Similarly, the author expressly rejects the notion of finding roots in anything other than ethnic origin (everything else is just a “label”). Political, religious, economic, cultural communities are not valid in her view. As a Briton and as a Frenchman equally, I know that much is not true. Simple example: take an Eastender and a City gent. Don’t tell me that their shared ethnicity makes them belong to the same community. Take a Brummie and a Yorkshireman. Same. Take a Geordie and a Mackan. Same. Ethnicity is too broad a brush, as every ethnicity has multiple subdivisions. No ethnicity is uniform let alone simple. Taking that point further, what of the phenomenon of cultural tribalism, rockers and mods, and punks, and goths? Seriously, a lot of people find closer community in global cultural trends than in ethnicity. And what about sexual communities, LGBTQ+ identities are as worthy of examination as ethnic communities. But the author classifies these identities as being part of the modern confusion that causes lost souls to embrace nationalism or even extremism in their search for easily understood traditional certainties.

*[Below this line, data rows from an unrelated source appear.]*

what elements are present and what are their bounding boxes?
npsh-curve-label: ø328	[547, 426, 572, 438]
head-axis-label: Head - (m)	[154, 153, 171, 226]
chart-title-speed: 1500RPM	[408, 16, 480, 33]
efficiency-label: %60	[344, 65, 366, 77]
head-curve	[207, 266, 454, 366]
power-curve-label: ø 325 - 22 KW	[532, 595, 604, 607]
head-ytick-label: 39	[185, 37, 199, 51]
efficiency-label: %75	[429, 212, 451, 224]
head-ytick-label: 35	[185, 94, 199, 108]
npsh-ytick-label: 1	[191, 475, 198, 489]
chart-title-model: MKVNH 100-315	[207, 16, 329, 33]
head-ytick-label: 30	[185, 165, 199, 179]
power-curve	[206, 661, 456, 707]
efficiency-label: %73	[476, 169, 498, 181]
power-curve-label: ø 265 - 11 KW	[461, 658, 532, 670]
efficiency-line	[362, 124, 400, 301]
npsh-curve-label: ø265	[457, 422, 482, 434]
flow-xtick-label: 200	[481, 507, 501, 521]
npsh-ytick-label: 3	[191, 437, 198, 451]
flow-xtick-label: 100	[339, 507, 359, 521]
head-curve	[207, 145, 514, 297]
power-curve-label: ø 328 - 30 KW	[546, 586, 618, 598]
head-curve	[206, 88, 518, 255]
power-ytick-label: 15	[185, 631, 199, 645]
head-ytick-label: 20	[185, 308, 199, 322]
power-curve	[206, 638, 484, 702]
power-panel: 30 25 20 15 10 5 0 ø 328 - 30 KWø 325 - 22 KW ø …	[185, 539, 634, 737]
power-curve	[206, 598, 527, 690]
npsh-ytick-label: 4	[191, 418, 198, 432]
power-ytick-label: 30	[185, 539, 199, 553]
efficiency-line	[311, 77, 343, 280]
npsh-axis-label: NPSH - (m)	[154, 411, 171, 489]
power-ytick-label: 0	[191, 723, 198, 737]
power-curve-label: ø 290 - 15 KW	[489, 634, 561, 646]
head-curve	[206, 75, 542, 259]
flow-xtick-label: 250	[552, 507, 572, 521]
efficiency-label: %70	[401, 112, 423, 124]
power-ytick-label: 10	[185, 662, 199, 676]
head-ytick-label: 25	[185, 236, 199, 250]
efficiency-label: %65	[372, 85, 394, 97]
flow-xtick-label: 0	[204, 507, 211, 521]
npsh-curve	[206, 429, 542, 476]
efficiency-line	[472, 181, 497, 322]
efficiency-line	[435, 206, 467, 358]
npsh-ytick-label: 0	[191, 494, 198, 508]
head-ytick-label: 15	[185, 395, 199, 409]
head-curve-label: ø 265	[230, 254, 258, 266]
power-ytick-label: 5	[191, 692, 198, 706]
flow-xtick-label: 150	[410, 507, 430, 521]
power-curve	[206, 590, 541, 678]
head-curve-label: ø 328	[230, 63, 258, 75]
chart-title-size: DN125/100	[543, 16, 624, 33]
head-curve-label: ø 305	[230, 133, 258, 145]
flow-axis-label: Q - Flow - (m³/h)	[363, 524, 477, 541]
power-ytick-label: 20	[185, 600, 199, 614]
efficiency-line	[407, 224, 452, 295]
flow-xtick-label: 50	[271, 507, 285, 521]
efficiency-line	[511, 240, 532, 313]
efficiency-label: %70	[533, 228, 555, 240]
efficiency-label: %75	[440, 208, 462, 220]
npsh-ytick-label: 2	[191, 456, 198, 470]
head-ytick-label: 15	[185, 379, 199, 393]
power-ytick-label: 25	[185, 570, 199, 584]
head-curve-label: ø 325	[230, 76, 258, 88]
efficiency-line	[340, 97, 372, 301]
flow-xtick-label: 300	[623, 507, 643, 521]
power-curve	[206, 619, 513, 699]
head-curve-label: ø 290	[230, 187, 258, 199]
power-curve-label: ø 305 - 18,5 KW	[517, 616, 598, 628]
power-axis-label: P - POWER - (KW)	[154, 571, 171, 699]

There is an inherent contradiction between the author’s assertion that ethnic roots define a person and her assertion that each individual should develop their own identities and embrace diversity and change (having anchored themselves in their inherited identity). She argues that individuals should cultivate self awareness and take charge of their destinies rather than meekly doing what society at large or their families expect of them (that’s good), but also argues that such self awareness can only come from knowing one’s roots. So ethnic / cultural norms must be accepted so as to transcend them with confidence? I don’t get that. Self awareness does not need a starting point. The author fails to make a firm connection between taking responsibility for one’s own life and belonging to an ethnic group.
This is an interesting book, raising important questions, but it ultimately fails to present a coherent argument to support its premise that confident individuality arises only from collective identity and that collective identity can only be ethnic. Shame.